# PPK/S re-crown



## nukehayes (Sep 22, 2006)

Hey guys, haven't been on here in quite a while. Haven't been shooting my PPK/S in a long time(6 months or so) Here in HI, the only public range has the closest targets (metallic sillhouette) at 50m. The largest one there is approximately a 4'x4' steel square gong. Even bench rested, I was unable to consistently hit this square with my PPK/S when all my other handguns it was easy day making that ring every shot. I got to looking at my gun because I knew that something was up. Sure enough the bottom 1/3 of the muzzle crown had a burr of raised metal equal to the height of the rifling. This would cause exaggerated drag on the bottom of the bullet as it exited the barrel, and then, given the rotation of the bullet, would cause it to move downrange in a circular fashion rotating around an imaginary axis out of the barrel itself.
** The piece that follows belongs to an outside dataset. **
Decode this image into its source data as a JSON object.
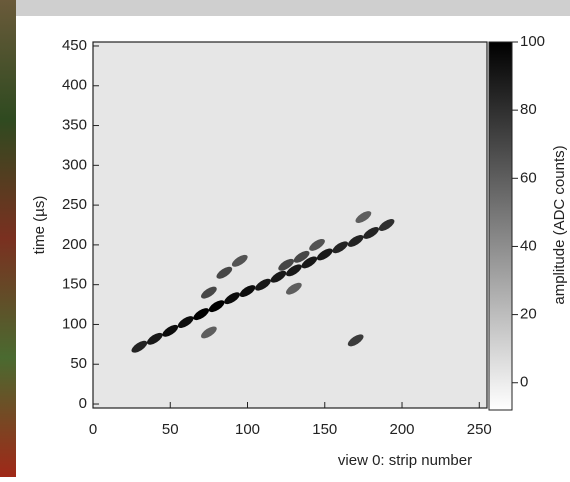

The miniscule variances in powder charge and bullet seating depth of the store bought WWB 95gr fmj was causing different velocities and therefore the inconsistent hits at 50m. I have never dropped this gun, always transported in a foam lined case, and was bought brand new. I can only assume that this gun came like this from the factory. I really did not want to send the gun back and the tinkerer in my said I can do it myself. I watched some youtube gunsmithing videos from MidwayUSA on how to properly recrown a muzzle and felt "edjumicated" enough to take on this endeavor. It wasn't in my budget to buy the proper tools sold on MidwayUSA to fix this, so I went on down to Lowes and found a countersink set that would serve my purpose, I also got a tree shaped ginding stone bit for a drill and a tap/die handle. Very carefully and slowly, I removed some metal, checking often and got it to where the burr was no longer visible from either the muzzle or chamber end. Finished with some Crocus cloth and took her to the range early saturday morning. Holy crap did those 'groups' tighten up, I was able to hold torso sized steel plates at 50m with a two handed hold. Hopefully this will help me later in life when I retire from the Navy and open up an amateur gunsmith shop out of my garage(don't worry, by then I will have gotten the proper tools for the job). Just thought I would share with yall, thanks for reading.


----------